For more details on preparing datasets for analysis see this how-to guide: How to prepare your data for analysis

When designing a survey data you can select option 'Clustered design?' which is selected by default. See this tutorial for a worked example: Designing a cost-effective survey to estimate marker prevalence.

Under the Hood

Designing surveys

PoolTools uses a range of functions from PoolPoweR to evaluate and optimise survey designs. These functions use a random effect modelling framework to calculate design effects and expected (Fisher) information from survey designs and identify optimal survey designs that maximise survey cost efficiency.

A paper describing these statistical models and methods will be available soon.

Analysing survey data

PoolTools uses functions from PoolTestR to estimate prevalence from data. The function PoolTestR::HierPoolPrev is used for hierarchical/cluster survey designs and PoolTestR::PoolPrev if not adjusting for clustering.
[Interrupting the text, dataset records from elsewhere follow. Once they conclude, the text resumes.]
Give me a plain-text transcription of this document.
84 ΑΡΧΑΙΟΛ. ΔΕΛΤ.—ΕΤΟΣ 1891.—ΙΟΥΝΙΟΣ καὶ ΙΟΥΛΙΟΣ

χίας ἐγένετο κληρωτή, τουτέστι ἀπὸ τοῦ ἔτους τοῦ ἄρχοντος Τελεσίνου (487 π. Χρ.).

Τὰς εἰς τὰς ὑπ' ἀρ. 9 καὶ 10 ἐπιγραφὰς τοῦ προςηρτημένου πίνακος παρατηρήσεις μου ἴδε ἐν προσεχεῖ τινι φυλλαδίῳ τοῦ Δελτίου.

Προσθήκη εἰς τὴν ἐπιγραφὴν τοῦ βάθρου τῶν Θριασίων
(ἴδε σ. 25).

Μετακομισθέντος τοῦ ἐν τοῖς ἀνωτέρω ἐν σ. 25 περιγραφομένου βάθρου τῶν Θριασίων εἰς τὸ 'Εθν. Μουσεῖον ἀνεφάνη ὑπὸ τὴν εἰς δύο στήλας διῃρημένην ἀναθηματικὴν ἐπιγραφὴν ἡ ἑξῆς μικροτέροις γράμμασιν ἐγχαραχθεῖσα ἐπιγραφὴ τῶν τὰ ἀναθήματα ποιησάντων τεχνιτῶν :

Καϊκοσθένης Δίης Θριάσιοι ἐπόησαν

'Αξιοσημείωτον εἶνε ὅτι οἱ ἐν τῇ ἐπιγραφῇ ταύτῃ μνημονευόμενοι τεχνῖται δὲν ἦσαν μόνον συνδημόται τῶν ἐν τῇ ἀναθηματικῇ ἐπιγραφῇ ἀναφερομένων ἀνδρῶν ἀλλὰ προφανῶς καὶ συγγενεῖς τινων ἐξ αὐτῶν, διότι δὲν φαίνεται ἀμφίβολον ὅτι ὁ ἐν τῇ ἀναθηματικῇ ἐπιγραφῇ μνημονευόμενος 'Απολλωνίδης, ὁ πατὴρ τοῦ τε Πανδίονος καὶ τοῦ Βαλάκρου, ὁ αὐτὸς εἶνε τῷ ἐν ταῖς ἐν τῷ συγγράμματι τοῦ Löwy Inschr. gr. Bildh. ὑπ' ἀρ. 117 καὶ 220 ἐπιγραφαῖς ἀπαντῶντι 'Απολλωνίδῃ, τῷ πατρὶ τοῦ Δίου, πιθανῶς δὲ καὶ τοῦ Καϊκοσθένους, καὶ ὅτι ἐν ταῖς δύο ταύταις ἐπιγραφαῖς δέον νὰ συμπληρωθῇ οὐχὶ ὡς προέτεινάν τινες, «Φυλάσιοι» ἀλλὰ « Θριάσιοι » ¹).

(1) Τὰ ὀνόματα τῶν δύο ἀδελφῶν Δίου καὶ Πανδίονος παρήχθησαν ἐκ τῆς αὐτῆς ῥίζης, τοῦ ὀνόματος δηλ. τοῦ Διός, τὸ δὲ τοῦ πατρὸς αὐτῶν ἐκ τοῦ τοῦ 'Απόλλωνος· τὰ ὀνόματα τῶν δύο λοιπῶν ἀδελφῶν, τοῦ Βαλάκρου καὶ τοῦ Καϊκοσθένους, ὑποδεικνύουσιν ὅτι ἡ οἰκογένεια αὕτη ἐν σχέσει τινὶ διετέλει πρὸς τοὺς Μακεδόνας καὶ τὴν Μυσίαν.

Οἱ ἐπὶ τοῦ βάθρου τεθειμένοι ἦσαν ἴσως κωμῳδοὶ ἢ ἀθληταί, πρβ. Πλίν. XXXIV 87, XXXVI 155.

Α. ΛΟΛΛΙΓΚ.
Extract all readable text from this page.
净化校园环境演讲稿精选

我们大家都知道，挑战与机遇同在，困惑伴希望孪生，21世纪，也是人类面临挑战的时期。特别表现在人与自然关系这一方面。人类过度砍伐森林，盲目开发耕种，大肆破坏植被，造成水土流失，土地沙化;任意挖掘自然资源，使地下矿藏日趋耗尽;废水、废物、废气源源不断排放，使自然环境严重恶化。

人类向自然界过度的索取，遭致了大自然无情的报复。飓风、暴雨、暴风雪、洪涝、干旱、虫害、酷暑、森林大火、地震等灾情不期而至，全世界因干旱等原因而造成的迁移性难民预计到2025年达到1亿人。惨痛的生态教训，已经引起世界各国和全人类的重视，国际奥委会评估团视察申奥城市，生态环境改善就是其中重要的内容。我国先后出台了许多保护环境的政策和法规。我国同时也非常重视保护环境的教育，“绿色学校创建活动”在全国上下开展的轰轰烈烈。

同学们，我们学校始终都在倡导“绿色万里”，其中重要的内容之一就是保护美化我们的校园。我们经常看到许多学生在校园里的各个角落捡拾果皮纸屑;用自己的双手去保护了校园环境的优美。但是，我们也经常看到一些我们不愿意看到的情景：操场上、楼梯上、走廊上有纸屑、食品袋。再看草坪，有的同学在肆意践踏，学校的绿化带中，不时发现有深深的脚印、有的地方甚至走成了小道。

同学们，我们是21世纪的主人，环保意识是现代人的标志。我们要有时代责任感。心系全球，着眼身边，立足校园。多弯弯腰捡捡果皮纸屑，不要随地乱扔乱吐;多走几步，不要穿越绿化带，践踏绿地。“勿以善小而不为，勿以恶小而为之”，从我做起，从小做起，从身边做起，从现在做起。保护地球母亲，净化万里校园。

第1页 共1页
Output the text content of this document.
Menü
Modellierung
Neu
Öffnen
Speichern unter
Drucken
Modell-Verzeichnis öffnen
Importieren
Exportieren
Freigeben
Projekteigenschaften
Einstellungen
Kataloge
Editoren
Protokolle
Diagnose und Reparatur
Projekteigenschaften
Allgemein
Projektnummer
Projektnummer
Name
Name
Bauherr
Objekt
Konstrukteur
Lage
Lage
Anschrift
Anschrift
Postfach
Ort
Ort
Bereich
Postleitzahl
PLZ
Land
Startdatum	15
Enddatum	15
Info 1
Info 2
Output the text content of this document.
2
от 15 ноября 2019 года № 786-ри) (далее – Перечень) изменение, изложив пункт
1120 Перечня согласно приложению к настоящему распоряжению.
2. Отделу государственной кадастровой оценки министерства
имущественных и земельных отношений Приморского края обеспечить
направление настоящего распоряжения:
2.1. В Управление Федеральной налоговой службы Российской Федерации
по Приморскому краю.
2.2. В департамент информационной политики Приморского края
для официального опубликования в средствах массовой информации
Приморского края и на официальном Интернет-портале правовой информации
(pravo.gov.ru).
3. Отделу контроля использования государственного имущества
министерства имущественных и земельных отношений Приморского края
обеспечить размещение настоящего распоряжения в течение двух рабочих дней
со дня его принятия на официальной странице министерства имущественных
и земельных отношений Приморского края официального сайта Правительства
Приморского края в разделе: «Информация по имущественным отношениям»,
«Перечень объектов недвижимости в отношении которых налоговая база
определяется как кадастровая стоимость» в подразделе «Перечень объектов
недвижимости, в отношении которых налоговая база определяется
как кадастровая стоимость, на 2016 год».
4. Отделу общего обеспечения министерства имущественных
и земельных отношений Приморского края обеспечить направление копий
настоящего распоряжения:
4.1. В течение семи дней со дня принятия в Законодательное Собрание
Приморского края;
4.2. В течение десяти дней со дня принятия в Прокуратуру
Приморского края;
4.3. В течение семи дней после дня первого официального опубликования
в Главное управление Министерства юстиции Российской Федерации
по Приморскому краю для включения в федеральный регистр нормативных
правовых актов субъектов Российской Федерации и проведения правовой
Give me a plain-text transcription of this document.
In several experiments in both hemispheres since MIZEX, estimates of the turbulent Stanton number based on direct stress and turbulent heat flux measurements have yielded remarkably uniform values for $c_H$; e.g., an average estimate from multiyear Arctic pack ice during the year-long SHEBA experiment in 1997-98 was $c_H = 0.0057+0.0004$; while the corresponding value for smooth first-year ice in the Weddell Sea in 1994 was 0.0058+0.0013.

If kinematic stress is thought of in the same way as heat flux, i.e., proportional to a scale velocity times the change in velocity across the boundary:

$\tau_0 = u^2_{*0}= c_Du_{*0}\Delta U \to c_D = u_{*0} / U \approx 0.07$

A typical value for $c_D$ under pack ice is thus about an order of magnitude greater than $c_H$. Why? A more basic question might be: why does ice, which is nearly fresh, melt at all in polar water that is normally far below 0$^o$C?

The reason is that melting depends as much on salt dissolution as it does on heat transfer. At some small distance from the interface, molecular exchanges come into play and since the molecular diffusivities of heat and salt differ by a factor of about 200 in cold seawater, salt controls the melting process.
PoolTestR::HierPoolPrev uses a random-effect model to estimate prevalence in the population and each cluster, the degree of correlation between units in a cluster, and the uncertainty of the estimates. For more details on these models and functions please see this paper in Environmental Modelling and Software.

The point estimates of prevalence are usually slightly higher in the hierarchical model than in the non-hierarchical model. This is most notable when there is evidence of substantial correlation between sampled units from the same site cluster (e.g. site or village), and the sample size is small. In this case, the model can't rule out the possibility that sampling missed some of the clusters with the highest prevalence, and so must adjust the prevalence estimate upwards from what you would expect from a non-clustered sample.